You can submit your questions to SBL Help here: https://sblhelp.consumerfinance.gov/.
SBL Help is the latest resource from the CFPB to help financial institutions implement and comply with the small business lending final rule. As announced last week, the CFPB published a small business lending implementation and guidance webpage, which contains several regulatory implementation resources about the final rule, and a small business lending data webpage, which contains several technical resources about submitting small business lending data to the CFPB.
The CFPB plans to publish additional resources to help financial institutions implement and comply with the small business lending final rule. The CFPB has published a video that introduces the types of implementation and compliance support it provides and the timeline these materials are typically released.
You can watch the Introduction to Regulatory Implementation and Guidance video here: https://www.youtube.com/watch?v=cKc_BBxqOwM.
The CFPB took action against James R. Carnes and Melissa C. Carnes, both individually and as co-trustees of the James R. Carnes Revocable Trust and the Melissa C. Carnes Revocable Trust for hiding money through a series of fraudulent transfers in order to avoid paying more than $40 million in restitution and penalties for illegal payday lending activities. James Carnes attempted to evade a CFPB order requiring him and his company, Integrity Advance, to make harmed consumers whole and pay penalties to the CFPB’s victims relief fund. The CFPB is seeking injunctive relief, as well as asking the court to award a money judgment for the value of the fraudulently transferred funds.
James Carnes was the chief executive officer of Delaware-based Integrity Advance, a short-term, online lender. James Carnes and Melissa Carnes reside in Mission Hills, Kansas, which is also the principal place of administration of their revocable trusts.

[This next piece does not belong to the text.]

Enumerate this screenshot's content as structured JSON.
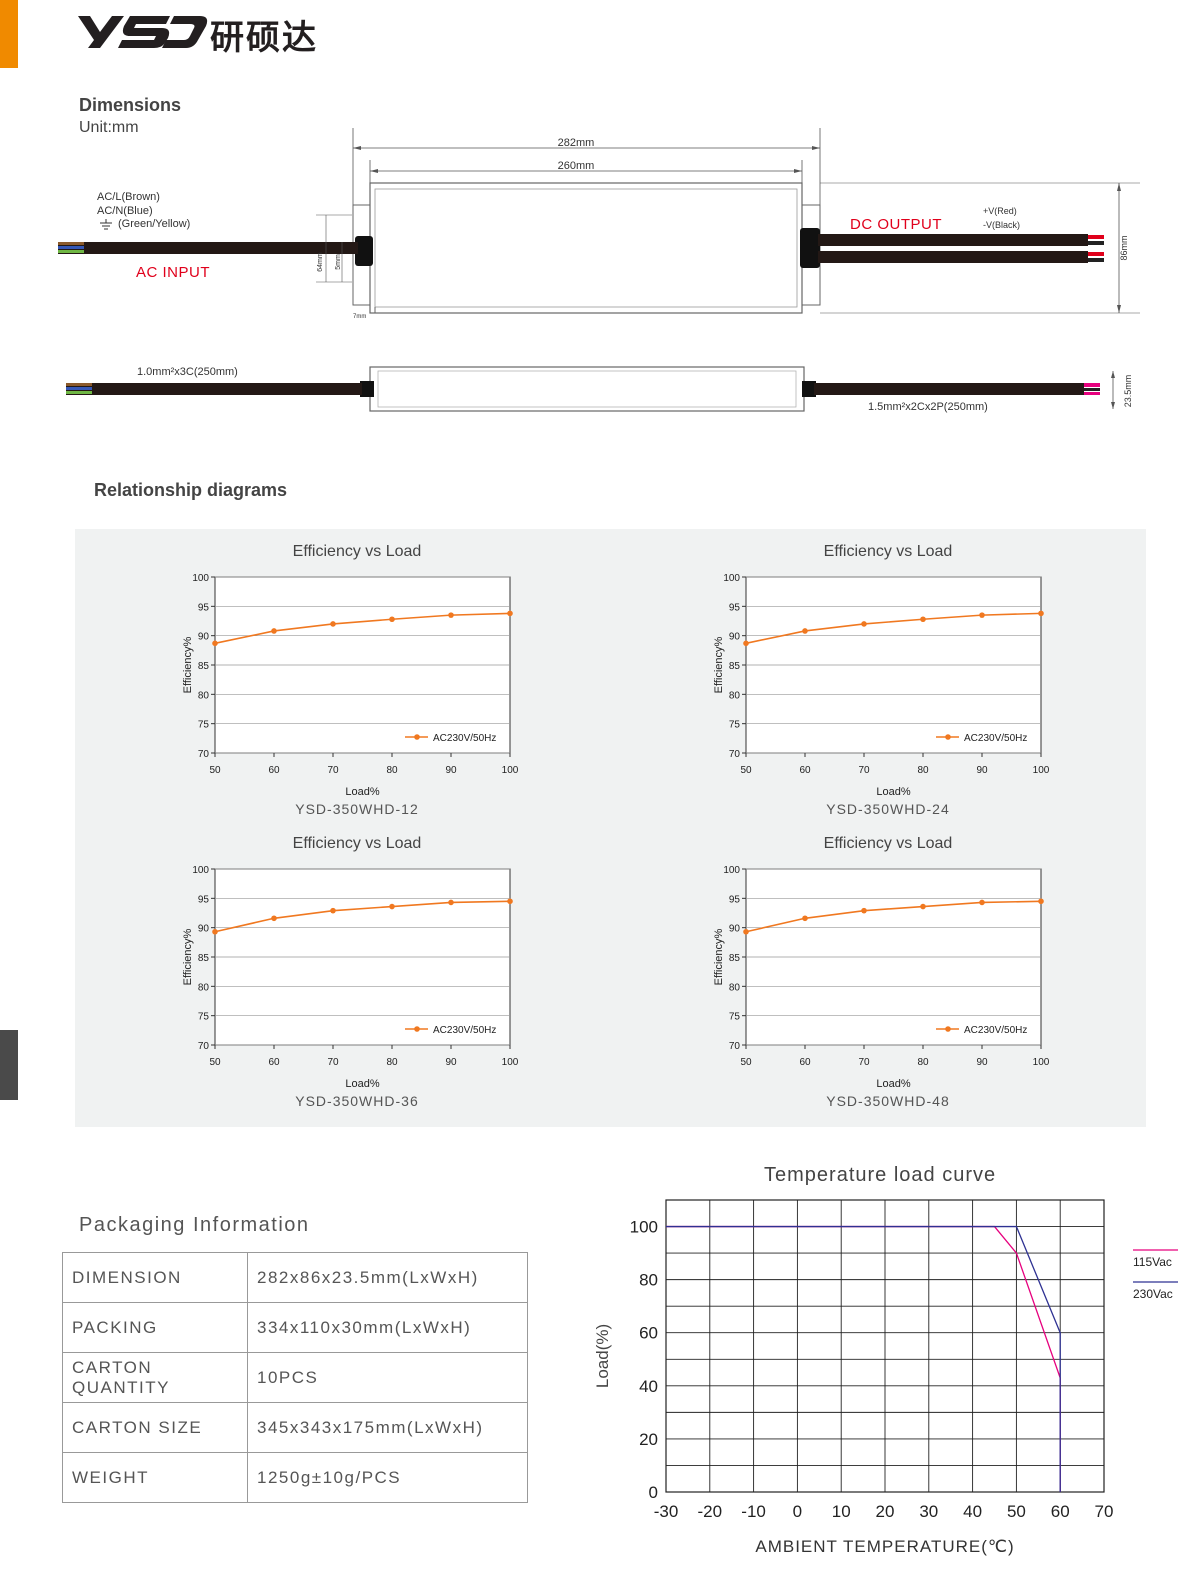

PUBLISHED CFPB Issues Guidance to Address Abusive Conduct in Consumer Financial Markets
Policy statement details post-financial crisis prohibition on illegal abusive conduct
The Consumer Financial Protection Bureau (CFPB) issued a policy statement that explains the legal prohibition on abusive conduct in consumer financial markets and summarizes over a decade of precedent. The CFPB leads enforcement and supervision efforts to identify and end abusive conduct against consumers. In 2010, in response to the financial crisis, Congress passed the Consumer Financial Protection Act, and created the prohibition on abusive conduct. The Act tasks the CFPB, federal banking regulators, and states with the responsibility to enforce the prohibition, and puts the CFPB in charge of administering it. The policy statement will assist consumer financial protection enforcers in identifying wrongdoing, and will help firms avoid committing abusive acts or practices.
More than 78,000 consumers harmed by College Financial Advisory and Student Financial Resource Center will receive checks in the mail this month.
Learn more about the case and redress payments
In 2015, the CFPB filed a complaint in federal court against College Financial Advisory and Student Financial Resource Center for illegally charging millions of dollars for sham financial services. Global Financial Support, Inc. is a California corporation owned by Armond Aria that operated under the names College Financial Advisory and Student Financial Resource Center. According to the CFPB complaint, Aria and his businesses sent millions of deceptive solicitation packets to students and their families claiming to apply for financial aid services and to match prospective students with targeted financial aid assistance programs for a fee, and mispresented that students would lose their opportunity to receive financial aid unless they paid the company and applied by a stated deadline. In reality, consumers did not receive what they paid for, while the company reaped millions of dollars from the scheme. Learn more about the enforcement action.
The total distribution amount is $4,737,472.17, and the money will come from the CFPB’s Civil Penalty Fund.